Disorder in the Court

Given the choice, which kind of a Supreme Court would you prefer:  One openly driven by ideology and politics, or one that pretended to be driven by anything else?

In the world we now inhabit, those are options A and B, and I’m afraid there is no C.  So take your pick.

Sure, we all pine for the days when members of the high court made decisions objectively—interpreting the law with complete disregard for their personal views, prejudices and politics.

Remember those days?  Neither do I.

It would be nice to think that a given judge—not least a Supreme Court justice—could rule on a subject of great import using nothing but pure logic and legal know-how.

However, this assumes that the law itself can be interpreted objectively, which it very plainly cannot—at least not in certain circumstances.  Indeed, that’s the reason we have nine Supreme Court justices instead of, say, one or none at all.  If the meaning of the law and the Constitution were obvious, why bother even having a third branch of government in the first place?

No, the output of our elected representatives—and the Founding Fathers themselves—is always a matter of debate, and every legal mind in America views the law in his or her own way.  As Bill Maher once tartly observed, the law means whatever a lawyer says it means.

I underline this point in light of a highly informative recent column by Adam Liptak in the New York Times, which asserts that the U.S. Supreme Court today is more divided along ideological and partisan lines than it has ever been in its history.  That is to say that, in the most contentious cases (with the rare exception), all the justices appointed by Democratic presidents wind up on one side of the ruling, while all the Republican appointees land on the other.  Liptak adds that this chasm “reflects similarly deep divisions in Congress, the electorate and the elite circles in which the justices move.”

The implication of this fact (assuming it’s true) is that the American people will become increasingly justified in viewing the Supreme Court’s actions as nothing more than “politics by other means,” thereby losing all their residual faith that the institution is either separate from or independent of the two other branches of government, which it is meant to check and balance out.

“The perception that partisan politics has infected the court’s work,” Liptak writes, “may do lasting damage to its prestige and authority and to Americans’ faith in the rule of law.”
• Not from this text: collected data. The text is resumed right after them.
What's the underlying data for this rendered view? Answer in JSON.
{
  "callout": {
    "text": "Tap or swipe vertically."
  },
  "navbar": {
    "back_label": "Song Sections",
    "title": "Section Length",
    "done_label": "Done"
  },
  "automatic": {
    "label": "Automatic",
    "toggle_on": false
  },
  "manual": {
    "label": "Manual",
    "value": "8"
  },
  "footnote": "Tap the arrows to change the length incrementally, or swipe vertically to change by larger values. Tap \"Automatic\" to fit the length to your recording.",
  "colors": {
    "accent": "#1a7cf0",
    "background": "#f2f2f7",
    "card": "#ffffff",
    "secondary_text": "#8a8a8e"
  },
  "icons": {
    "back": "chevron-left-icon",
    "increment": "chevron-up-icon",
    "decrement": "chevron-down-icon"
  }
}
While I do not doubt Liptak’s (and others’) assessment that the high court’s recent tendency to rule along party lines is something more than a coincidence—and also that this development is an historical anomaly—I do not see why we should necessarily regard it as regrettable or surprising.

To wit:  Why should we expect a given justice not to possess some sort of “ideology” when it comes to doing his or her job?  While there are many justices, past and present, who insist that their legal views are informed only by the law itself, these self-appointed bastions of purity are being too clever by half.
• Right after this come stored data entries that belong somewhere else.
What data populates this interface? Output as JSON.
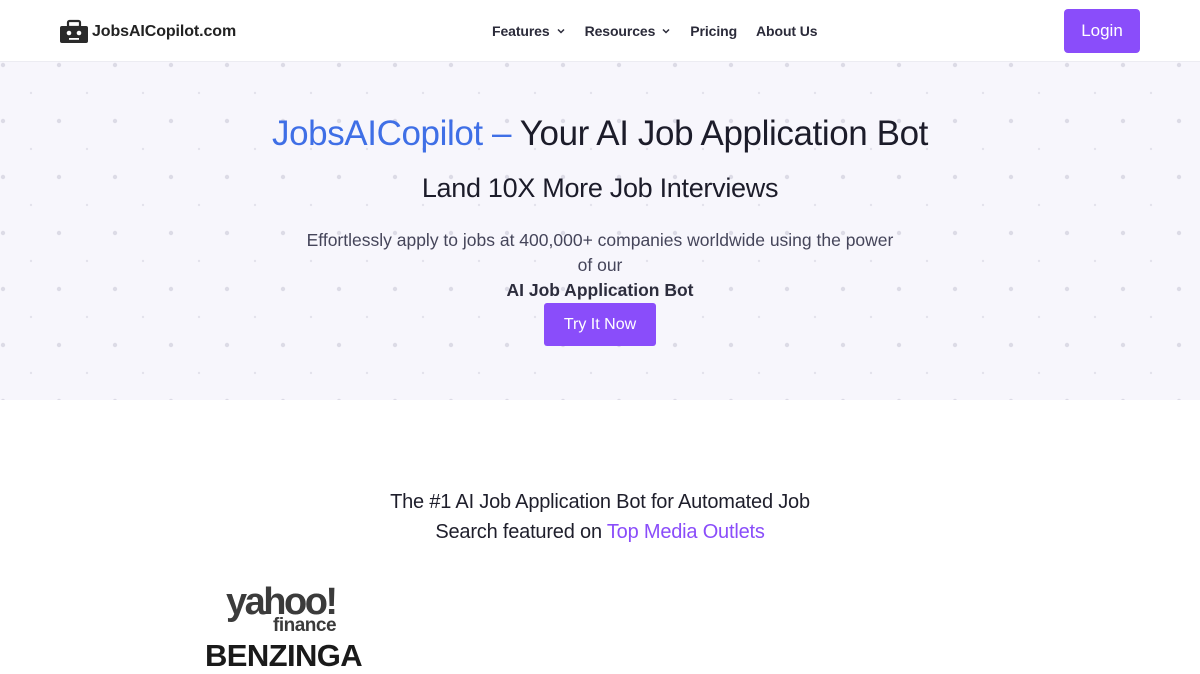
{
  "header": {
    "logo_text": "JobsAICopilot.com",
    "menu": [
      {
        "label": "Features",
        "has_dropdown": true
      },
      {
        "label": "Resources",
        "has_dropdown": true
      },
      {
        "label": "Pricing",
        "has_dropdown": false
      },
      {
        "label": "About Us",
        "has_dropdown": false
      }
    ],
    "login_label": "Login"
  },
  "hero": {
    "title_brand": "JobsAICopilot –",
    "title_rest": " Your AI Job Application Bot",
    "subtitle": "Land 10X More Job Interviews",
    "description": "Effortlessly apply to jobs at 400,000+ companies worldwide using the power of our",
    "description_bold": "AI Job Application Bot",
    "cta_label": "Try It Now"
  },
  "media": {
    "heading_line1": "The #1 AI Job Application Bot for Automated Job",
    "heading_line2": "Search featured on ",
    "heading_accent": "Top Media Outlets",
    "logos": {
      "yahoo_word": "yahoo!",
      "yahoo_sub": "finance",
      "benzinga": "BENZINGA"
    }
  },
  "colors": {
    "accent": "#8a4dfa",
    "brand_blue": "#3f6fe6",
    "hero_bg": "#f7f6fc"
  },
  "icons": [
    "robot-briefcase-icon",
    "chevron-down-icon"
  ]
}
When two people look at the same case and reach completely opposite conclusions, one of two things must be true.  Either one of the two people is mistaken, or there is more than one way to apply the law to a given situation.

Assuming the latter (although many would prefer to assume the former), we are left to speculate as to what might lead two intelligent people to view the law differently.  My answer is that they simply have different ways of seeing the world—influenced by their particular life experiences—and we call this point of view an “ideology.”

Recently, for instance, the Supreme Court ruled, 5-4, that a local town board did not violate the Constitution by beginning each session with a prayer.  The majority argued—correctly—that the First Amendment does not explicitly prohibit all prayer in public places, while the minority insisted that the “wall of separation” between church and state, as articulated by Thomas Jefferson in 1802, is necessarily broken whenever sectarian religion is introduced—even though the Constitution does not say so.

The above can be seen as different readings of the First Amendment, both completely defensible and endorsed by hefty minorities of the American public.  But they are also indicative of divergent ideologies—in this case, an ideology of narrowness (“the Constitution says X”) versus an ideology of broadness (“in saying X, the Constitution means Y”).

It is my view that so long as a coherent legal argument can be made to support any ruling in any case, it should not concern us precisely how that argument materialized in its speaker’s head.

Everyone has a worldview that informs how they think and live their lives, and Supreme Court justices are no different.  This is true whether we admit it or not, so we might as well admit it.